Won’t the government take care of employees who become disabled?
The perception is that the government will take care of you. In California, and in four other states, there is state disability insurance, and some employers don’t purchase disability as an employee benefit because they think state-mandated benefits will cover their employees’ needs. But those benefits don’t provide full coverage for all of your employees, and they are significantly underinsuring your most highly compensated employees.
Many also believe that Social Security will take care of employees who become disabled. However, Social Security benefits for the long-term disability are really difficult to qualify for, and it is estimated that less than 13 percent of the work force that is currently disabled is receiving benefits from Social Security.

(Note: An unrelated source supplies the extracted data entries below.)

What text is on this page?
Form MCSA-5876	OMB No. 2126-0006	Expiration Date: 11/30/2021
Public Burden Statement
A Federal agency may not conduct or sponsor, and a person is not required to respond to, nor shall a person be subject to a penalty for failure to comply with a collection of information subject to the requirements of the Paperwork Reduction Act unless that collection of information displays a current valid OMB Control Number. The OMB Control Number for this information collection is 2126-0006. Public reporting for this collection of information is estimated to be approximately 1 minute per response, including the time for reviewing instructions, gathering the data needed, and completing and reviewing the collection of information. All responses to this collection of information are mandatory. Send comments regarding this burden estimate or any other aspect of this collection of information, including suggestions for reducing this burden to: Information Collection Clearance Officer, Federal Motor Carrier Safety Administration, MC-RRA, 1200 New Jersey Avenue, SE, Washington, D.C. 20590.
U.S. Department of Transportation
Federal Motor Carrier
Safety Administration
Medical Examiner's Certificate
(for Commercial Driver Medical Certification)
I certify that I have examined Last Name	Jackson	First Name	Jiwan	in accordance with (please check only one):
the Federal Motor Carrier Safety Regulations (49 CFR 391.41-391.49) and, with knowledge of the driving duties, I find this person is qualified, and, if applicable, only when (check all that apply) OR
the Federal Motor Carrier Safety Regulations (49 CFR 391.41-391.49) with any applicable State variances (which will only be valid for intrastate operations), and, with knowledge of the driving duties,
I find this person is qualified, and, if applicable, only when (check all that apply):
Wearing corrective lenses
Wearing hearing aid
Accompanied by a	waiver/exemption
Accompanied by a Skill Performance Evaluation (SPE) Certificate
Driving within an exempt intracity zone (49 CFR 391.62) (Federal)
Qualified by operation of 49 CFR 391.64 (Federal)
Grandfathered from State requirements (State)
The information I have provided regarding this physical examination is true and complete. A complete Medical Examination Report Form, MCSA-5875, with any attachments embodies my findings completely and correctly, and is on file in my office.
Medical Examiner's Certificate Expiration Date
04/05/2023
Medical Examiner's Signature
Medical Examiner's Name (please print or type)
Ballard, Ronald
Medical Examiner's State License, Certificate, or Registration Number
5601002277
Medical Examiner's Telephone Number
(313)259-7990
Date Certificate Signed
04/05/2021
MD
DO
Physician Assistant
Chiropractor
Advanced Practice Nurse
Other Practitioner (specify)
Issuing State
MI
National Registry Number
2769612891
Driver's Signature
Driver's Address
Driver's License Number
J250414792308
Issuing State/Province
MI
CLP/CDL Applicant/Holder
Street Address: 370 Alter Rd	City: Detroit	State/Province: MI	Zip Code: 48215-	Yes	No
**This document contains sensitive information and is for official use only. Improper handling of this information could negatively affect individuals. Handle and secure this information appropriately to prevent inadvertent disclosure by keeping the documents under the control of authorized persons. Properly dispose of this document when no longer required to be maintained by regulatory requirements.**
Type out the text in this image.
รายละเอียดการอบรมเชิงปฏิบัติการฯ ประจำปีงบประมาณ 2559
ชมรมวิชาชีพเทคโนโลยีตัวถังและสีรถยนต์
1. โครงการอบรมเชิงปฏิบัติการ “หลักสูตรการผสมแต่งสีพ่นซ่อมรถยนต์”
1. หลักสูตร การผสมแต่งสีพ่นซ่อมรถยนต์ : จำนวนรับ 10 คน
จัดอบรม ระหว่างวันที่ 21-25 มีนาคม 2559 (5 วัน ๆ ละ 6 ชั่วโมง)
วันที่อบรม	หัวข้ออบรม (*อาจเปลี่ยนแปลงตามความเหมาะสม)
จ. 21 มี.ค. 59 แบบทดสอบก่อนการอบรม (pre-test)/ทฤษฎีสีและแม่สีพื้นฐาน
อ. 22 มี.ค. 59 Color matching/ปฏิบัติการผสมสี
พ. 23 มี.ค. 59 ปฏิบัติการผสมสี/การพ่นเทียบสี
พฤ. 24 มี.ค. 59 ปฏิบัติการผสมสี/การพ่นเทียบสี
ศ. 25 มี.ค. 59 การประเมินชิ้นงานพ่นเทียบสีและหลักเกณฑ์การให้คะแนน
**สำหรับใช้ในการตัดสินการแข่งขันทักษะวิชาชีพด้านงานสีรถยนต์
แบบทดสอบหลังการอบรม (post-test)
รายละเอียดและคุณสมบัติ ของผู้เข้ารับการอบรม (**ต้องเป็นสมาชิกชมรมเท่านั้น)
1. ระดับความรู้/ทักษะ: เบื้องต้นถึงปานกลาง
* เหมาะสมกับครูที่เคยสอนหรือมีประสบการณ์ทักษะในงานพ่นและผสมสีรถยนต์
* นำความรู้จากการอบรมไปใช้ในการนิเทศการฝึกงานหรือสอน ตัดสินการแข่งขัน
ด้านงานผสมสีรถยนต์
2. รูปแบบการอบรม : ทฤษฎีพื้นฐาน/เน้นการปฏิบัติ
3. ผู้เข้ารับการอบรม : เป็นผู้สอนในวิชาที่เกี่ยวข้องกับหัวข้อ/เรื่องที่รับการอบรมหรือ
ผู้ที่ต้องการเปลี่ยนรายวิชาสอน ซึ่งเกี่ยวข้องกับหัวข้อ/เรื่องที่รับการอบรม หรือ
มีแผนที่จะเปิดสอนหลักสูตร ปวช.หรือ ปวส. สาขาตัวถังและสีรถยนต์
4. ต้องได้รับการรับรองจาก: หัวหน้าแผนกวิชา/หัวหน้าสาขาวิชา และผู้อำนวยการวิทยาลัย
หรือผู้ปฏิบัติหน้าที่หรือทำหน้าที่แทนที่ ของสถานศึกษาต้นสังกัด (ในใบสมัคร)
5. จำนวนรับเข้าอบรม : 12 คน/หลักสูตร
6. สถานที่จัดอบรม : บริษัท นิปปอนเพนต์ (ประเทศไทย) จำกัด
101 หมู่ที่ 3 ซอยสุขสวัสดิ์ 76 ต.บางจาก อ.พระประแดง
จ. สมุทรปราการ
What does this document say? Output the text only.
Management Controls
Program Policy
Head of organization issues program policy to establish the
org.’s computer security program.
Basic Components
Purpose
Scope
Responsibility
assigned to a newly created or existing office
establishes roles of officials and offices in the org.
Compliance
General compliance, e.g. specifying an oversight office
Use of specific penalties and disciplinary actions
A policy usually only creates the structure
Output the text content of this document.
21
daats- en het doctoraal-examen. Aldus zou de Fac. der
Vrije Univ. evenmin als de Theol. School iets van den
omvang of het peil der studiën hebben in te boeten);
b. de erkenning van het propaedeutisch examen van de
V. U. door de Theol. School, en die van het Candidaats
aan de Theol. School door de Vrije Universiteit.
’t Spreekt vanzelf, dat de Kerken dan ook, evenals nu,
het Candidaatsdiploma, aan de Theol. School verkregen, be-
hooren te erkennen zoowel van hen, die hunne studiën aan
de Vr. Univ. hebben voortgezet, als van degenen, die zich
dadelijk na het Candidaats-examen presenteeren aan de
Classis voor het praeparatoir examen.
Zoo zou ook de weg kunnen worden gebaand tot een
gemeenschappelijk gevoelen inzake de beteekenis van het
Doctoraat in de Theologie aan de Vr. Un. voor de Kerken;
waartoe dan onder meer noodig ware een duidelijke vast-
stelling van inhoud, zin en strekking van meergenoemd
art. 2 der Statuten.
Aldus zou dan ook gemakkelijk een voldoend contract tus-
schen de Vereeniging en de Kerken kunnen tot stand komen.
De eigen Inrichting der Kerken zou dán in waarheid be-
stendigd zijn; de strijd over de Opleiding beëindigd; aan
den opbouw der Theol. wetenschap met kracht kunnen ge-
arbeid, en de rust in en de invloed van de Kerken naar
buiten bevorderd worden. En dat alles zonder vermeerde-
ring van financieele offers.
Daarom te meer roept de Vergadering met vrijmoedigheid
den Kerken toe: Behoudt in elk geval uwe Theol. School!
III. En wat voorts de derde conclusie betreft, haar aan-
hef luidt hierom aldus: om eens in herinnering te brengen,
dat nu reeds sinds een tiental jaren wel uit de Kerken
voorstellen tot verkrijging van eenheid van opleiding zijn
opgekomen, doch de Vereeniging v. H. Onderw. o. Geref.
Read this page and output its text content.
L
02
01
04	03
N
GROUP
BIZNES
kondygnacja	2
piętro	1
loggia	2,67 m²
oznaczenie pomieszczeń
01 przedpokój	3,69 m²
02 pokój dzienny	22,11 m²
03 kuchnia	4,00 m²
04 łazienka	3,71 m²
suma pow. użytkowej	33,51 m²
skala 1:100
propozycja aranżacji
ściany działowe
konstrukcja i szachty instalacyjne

With disability insurance, employers have a really big opportunity to provide a low-cost, well-received benefit that employees appreciate because their employers are looking after their financial well being.
How can having disability insurance get employees back on the job more quickly?
There are a huge number of local resources that insurance companies have access to, and they have a financial interest in getting employees back to work.
Most insurance companies, during the first 24 months of a disability, will assign an outreach counselor to work with the disabled individual to access physical and vocational training. And they will work with the employer to set up a part-time disability program in which the disabled employee can at least get back to work on a part-time basis. Because once they’re back part time, that really paves the road for them to return on a full-time basis, saving the employer the time and expense of hiring and training someone new.